Tuesday, October 06, 2009

Lulu Partners

I used to feel pretty positive about Lulu.com, but every new scheme seems to plot another point in their downward spiral. The release of books to Amazon without prior notice (let alone permission). The movement of reviews over to WeRead. The help system that has pretty much ground to a halt. The suppression of all non-Lulu paid services. Etc etc.

Meanwhile tools to help sell books to readers languish, under-developed. The search engine is terrible. The store fronts are a joke. The handling of adult material and related complaints is terrible. Shipping charges are insanely high and climbing, especially for non-Americans. And if there was any doubt that Lulu is more interested in milking aspiring authors than selling books, they have unveiled an affiliate programs: Lulu Partners.

"The Publishing Partner Program provides organizations with a mechanism to register members as Lulu authors and earn a share of the revenue generated by those authors' book sales and services purchases. Unlike traditional affiliate programs, this is a lifetime revenue sharing partnership-you register authors once, and share in all future revenue they generate."

So Lulu is "partners" with people who will indenture authors to them. The relationship with the authors themselves seems somewhat less egalitarian. Lulu, Rather than cutting out a share of the profits for procurers to bring you even more authors, how about helping authors lower their cover prices to make their books more competitive?

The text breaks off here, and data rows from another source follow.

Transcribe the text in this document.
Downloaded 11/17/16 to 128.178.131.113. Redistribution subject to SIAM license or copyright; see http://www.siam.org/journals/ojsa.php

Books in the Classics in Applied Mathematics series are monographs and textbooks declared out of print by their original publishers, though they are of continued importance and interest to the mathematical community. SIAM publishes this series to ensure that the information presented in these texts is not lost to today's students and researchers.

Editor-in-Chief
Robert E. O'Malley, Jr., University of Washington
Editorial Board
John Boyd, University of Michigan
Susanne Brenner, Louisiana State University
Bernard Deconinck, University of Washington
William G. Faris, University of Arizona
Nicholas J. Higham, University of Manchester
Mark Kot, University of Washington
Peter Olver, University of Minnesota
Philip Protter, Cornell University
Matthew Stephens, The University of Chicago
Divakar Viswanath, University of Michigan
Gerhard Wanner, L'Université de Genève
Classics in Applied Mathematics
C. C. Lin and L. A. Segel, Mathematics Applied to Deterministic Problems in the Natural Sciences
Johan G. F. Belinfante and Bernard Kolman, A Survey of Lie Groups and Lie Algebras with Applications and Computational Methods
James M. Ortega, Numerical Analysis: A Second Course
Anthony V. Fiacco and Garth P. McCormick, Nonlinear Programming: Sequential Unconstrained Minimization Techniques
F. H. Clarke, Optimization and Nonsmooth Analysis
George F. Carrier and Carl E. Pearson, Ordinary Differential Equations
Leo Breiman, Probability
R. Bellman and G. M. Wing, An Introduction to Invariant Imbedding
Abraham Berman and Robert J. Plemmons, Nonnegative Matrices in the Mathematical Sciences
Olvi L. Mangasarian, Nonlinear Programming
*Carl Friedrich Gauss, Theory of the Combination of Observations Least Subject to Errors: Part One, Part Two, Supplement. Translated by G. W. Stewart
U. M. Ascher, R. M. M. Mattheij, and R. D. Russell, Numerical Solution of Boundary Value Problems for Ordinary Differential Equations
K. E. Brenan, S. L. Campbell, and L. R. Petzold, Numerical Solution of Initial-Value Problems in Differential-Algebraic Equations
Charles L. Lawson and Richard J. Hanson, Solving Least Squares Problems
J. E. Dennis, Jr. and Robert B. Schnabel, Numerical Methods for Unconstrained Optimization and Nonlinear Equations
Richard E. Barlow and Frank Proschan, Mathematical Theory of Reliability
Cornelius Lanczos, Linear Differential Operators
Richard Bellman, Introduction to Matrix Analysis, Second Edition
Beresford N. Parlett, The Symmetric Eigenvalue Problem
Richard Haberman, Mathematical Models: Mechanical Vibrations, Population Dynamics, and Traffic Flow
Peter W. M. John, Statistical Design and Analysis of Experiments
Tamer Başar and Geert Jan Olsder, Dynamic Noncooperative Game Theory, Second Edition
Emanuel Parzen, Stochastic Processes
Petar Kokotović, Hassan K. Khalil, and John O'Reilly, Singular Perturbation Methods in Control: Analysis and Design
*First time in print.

Christy Pinheiro, EA ABA said...

Omg!!!! I was just talking about this last night with another author. It's not all in my head! Lulu HAS gotten awful, right? It used to be so good! circa 06. Oh well. I use CreateSpace. Their service sucks. But the per book pricing is fabulous. 640 page book: $8.32

Cheryl Anne Gardner said...

I've had nothing but a positive experience with Createspace and have done two books with them to date and one I even updated 6 months from the date it was originally published with no problems at all. I am sure there are some issues with other customers along the way, but for me, I am 2 for 2 on the happy side.

Emily Veinglory: said...

I wrote this on a fprum and will add it here as more clearly explaining my concerns:

I look at what they have done and not done and I see them as factory farming authors. They clearly want Lulu to sell more books, but seem not to care if that is by each author selling more books, or just getting more authors or charging authors more up front--in fact they seem focussed on the latter. Battery cages make more eggs than barns of the same size, but that does not make them a good deal for the chicken.

My perspective is as a person who has published no books through lulu and bought about 50 books magazines and CDs there over a period of many years (and received a similar number of review copies). Finding and buying books there was never easy and is getting harder. The search engine had always been bad and has recently got worse. The shipping costs were always high and have recently got higher. The customer support system has never been good and recently became effectively non-existent with the elmination of the one thing that actually worked (live chat help). The customer review system was always bad and now is getting outsourced.

I don't see improvement, I see rapid and ongoing deterioration. I just can't buy books there any more, so how can I recommend that anyone publish book there? The things that set them apart from Tate, iUniverse etc are rapidly disappearing or not already nonexistent and I am currently leaning towards swapping entirely to buying from Createspace--and I hate Amazon (but service and price count for something and I no longer like lulu all that much either). If they want input from a long-term *customer* by which I mean a reader not an author, I would be happy to provide it. As would many others.

roger sakowski said...

I selected Outskirts Press based on the minimal research I was able to do. I can't say the experience was a bad one. It was on the expensive side, but some of it was due to my decisions on buying opions.

I bought their most inclusive package for about $1000 give or take a hundred. They produced a good book for me and they did it as per advertised. On the other hand, their marketing options weren't much help at all. I bought a custome PR package for about $200 and wasn't very impressed with it. I bought custome back cover text and I wasn't impressed either. The custome cover design was more a product of my work than it was theirs. I didn't buy editing services and I should have,but it was estimated at $900 or there abouts and I just didn't want to go the expense. I could have if I didn't buy the other crap. Live and learn. Then again, I don't know how good it would have been either.

I did pay them to put 10 copies out for review. I got one. That might be what's expected, I have no what of knowing.

All in all, I was happy with the POD end of things; everything else didn't seem to be worth the money (except C. A. Gardner's review that is -- grin).

My biggest problem is time. I just don't have enough to do the marketing end justice. That was the logic for picking the options I chose. In the end, the marketing is on the author. I can't really blame Outskirts on that. I simply couldn't leverage whatever they prodced to my benifit.